There is no doubt that the current war against corruption under the President Muhammadu Buhari administration has gained remarkable momentum. Therefore, I commend the administration on that score. However, Nigerians will be more appreciative of the efforts of the administration if the scope of this war against corruption is made more inclusive and less selective so that it will be devoid of political or religious colouration.
The essence of the war against corruption is to recover funds that were looted from the public treasury so that the funds could be applied to the benefit of the generality of the people. So, for that war to be worth its calling, the recovered funds must be applied judiciously to meet the yearnings and the needs of the masses of this country. That is the only way that battle can be meaningful. Anything short of that would make the battle a hollow ritual because if recovered funds from corrupt public officials are not applied to meet the needs of Nigerians, who are the victims of the corrupt activities of such corrupt public officials, then what is the essence of the war against corruption. As you rightly pointed out, we have had a situation in the past when recovered looted funds were also re-looted by also corrupt public officials.
Therefore, my recommendation is that such recovered funds should be tied to specific projects that will alleviate the sufferings of Nigerians and move the country forward. The funds should not just be put into infrastructure or omnibus programmes; the funds should be tied to specific projects to which their use could be traced. The public should be informed of the amount recovered in each case and which project or projects it was used to execute.
For instance, it could be spent on projects that affect the masses like some important road networks and basic things like electricity. The money could be used for the metering of houses to enthrone sanity in the electricity sector because it is not rational to increase tariff when electricity distribution companies rely on estimated billing.
If you say that it should be applied to the infrastructural needs of the country, what is the essence of the budget? The budget is made to address both capital and recurrent expenditure. Capital projects include infrastructure. So, if you say that the recovered funds should be applied to infrastructure, it means that you are creating an avenue for the re-looting of the recovered funds.
However, I wish to advise that the war against corruption is a war that is not fought in the media or public space but in the court. So, my advise to the anti-graft agencies is that they should not play to the gallery. They should not satiate their vainglorious sentiments by always wishing to be applauded by the public through sensational arrests and publication of their activities in the media.
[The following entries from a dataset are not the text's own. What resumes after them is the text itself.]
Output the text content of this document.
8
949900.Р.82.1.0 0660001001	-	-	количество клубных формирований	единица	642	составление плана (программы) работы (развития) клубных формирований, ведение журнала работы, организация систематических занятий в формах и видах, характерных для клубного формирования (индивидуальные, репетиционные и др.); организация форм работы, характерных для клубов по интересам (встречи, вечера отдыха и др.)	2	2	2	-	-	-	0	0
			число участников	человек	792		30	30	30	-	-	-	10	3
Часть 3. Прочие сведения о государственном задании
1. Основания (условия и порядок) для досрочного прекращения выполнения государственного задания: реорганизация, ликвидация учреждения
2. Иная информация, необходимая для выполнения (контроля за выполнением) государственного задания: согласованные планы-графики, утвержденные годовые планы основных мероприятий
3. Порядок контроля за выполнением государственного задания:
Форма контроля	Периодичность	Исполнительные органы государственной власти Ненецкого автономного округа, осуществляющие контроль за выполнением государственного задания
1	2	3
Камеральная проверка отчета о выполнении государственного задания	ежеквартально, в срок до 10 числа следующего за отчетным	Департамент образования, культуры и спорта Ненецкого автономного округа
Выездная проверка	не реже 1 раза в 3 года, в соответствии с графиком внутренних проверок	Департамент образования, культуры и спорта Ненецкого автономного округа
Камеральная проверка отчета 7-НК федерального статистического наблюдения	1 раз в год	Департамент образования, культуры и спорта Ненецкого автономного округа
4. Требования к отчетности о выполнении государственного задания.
They should concentrate more on due diligent investigations, prosecution and possible conviction of the alleged looters. By so doing, the result would be better felt.
Given that these funds were not captured in the budget because they were more or less unforeseen incomes, how do you think they can be properly safeguarded to ensure that they are not re-looted before government decides on how to use them?
A special provision should be made where such fund should be domiciled in the Central Bank of Nigeria (CBN) because they are outside the appropriated funds. Such funds should be tied to specific projects and should not be applied to run the budget as appropriated because budget appropriations had already been provided for. So, the funds should be placed in dedicated accounts in the CBN and safeguarded for specific projects. And the executive should be made to account for them.
Is there any role the National Assembly can play to ensure proper usage of the recovered funds?
The National Assembly has to perform oversight functions to ensure that funds so recovered are not applied to purposes outside specific needs of the masses of this country. The National Assembly also has to ensure that the recovered funds are not re-looted. In fact, a Private Members Bill can also be initiated to make a law that will address any loophole and regulate the use of such funds.
You remember that the Dasukigate we talk about today is a product of recovered funds from the Abacha loot. When the fund came, it was left in a dedicated account and the then minister of finance with the approval of the president released part of the money to Dasuki and it was that money that was allegedly re-looted by politicians. The money was not used to advance the cause of ordinary Nigerians. So, the National Assembly has to play its oversight functions well.